After tough and sometimes bitter negotiations, Europe has decided to cut its greenhouse gas emissions 40% by 2030, below 1990 levels. The whole EU region has also agreed to produce 27% of its energy from renewable sources by 2030. This amounts to the strongest targets to try and limit climate change in the world so far.
During the EU negotiations, the UK vehemently opposed installing a firm renewable energy target, but was outvoted by other EU member states, including France, Italy, and Germany. There was also fierce debate about whether the EU should opt for a 35% or 40% reduction in greenhouse gas emissions by 2030. According to The Guardian, so far EU emissions are likely heading for 25% below 1990 levels by 2020.

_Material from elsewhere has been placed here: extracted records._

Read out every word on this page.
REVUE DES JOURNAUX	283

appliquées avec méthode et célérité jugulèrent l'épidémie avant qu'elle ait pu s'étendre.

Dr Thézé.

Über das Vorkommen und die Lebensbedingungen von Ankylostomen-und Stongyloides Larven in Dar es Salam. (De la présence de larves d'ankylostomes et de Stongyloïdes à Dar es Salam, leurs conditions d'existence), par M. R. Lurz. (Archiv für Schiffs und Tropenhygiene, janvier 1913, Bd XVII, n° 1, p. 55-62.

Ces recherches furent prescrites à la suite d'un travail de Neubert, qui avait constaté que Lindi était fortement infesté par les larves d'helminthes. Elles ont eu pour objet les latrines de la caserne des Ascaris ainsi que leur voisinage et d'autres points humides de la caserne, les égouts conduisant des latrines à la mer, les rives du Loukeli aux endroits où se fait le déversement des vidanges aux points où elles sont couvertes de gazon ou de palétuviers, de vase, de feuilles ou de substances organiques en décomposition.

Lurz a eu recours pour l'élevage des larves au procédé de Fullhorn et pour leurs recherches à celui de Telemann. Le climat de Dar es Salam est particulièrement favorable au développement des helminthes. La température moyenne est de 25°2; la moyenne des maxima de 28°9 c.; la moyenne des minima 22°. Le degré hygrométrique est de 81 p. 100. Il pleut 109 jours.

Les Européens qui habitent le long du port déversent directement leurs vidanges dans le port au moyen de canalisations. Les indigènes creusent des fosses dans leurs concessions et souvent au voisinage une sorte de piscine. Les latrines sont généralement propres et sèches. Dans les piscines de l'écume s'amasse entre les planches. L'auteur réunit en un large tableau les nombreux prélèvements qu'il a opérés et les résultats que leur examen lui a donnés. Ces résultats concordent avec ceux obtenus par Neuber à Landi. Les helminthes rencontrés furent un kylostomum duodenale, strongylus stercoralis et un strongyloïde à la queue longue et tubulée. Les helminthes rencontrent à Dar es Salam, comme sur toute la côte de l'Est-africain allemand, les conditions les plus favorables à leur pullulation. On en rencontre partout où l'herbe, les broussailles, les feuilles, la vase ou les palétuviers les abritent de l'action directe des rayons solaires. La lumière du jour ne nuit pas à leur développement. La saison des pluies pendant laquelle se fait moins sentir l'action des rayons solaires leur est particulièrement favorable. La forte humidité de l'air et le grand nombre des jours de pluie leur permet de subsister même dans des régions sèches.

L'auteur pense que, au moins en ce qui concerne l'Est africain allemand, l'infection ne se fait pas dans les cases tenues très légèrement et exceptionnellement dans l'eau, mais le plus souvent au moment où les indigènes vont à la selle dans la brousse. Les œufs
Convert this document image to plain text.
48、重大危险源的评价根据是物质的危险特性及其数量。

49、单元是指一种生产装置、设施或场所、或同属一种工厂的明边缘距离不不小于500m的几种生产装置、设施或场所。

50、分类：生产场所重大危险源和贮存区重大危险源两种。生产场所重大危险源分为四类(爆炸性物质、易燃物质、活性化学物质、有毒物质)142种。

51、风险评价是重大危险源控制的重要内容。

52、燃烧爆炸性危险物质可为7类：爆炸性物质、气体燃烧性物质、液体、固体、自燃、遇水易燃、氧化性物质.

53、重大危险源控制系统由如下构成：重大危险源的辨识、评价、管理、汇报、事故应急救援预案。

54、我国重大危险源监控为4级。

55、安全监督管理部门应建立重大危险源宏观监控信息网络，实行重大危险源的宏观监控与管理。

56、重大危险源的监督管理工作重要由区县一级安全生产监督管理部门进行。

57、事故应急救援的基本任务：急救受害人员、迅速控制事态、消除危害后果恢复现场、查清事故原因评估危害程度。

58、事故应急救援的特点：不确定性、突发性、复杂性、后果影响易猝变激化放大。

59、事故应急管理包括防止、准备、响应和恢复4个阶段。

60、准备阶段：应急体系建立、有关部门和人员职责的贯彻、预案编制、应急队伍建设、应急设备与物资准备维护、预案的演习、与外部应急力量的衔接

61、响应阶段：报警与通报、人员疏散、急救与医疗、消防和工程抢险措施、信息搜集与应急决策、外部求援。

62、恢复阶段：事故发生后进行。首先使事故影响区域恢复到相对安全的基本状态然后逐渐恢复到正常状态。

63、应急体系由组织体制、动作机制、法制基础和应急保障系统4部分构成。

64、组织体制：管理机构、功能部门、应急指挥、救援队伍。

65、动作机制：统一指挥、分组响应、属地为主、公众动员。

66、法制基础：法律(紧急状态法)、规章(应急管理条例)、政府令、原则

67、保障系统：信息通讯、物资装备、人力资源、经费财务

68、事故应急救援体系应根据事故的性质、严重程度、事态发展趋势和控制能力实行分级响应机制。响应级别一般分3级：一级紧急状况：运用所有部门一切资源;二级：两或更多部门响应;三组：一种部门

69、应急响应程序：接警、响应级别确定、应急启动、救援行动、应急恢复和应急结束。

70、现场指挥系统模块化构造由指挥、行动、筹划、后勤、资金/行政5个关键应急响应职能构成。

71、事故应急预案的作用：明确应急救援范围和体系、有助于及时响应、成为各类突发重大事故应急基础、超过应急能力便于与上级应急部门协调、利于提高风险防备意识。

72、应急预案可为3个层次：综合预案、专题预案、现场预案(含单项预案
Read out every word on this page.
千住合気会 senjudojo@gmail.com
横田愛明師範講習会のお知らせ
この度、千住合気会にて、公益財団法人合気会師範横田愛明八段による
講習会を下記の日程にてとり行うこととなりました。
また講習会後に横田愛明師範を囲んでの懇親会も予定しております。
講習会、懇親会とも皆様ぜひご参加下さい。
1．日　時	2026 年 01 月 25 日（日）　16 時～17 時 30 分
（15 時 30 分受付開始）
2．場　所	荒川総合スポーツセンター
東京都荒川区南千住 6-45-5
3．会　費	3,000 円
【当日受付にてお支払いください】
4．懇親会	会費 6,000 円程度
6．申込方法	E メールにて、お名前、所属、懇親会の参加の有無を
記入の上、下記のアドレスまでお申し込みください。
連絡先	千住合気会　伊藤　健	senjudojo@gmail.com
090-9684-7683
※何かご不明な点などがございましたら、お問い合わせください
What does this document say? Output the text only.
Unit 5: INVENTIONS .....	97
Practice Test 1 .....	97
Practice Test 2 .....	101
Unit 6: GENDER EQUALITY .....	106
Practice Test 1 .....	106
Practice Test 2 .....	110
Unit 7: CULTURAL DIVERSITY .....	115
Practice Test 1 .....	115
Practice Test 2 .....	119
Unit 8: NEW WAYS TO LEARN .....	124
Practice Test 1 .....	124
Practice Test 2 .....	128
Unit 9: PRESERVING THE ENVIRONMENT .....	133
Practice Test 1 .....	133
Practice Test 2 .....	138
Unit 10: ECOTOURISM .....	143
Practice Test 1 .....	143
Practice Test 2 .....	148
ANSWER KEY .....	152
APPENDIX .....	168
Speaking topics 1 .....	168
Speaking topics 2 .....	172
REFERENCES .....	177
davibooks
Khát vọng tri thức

Germany, one of the world leaders in renewable energy development, firmly supported both the emissions reduction and renewable energy targets. The German environment minister, Barbara Hendricks, has said that the 40% cut in emissions was the minimum Germany would accept, adding that at the international climate talks in Paris next year, it’s not inconceivable that the world could decide on greater target than 40%.
The world is due to meet in Paris next year to decide on a global framework for limiting human-caused climate change. The EU is the first to decide on targets for emissions reductions. The decision will put pressure on other governments to match these new targets set out by Europe, or to better them.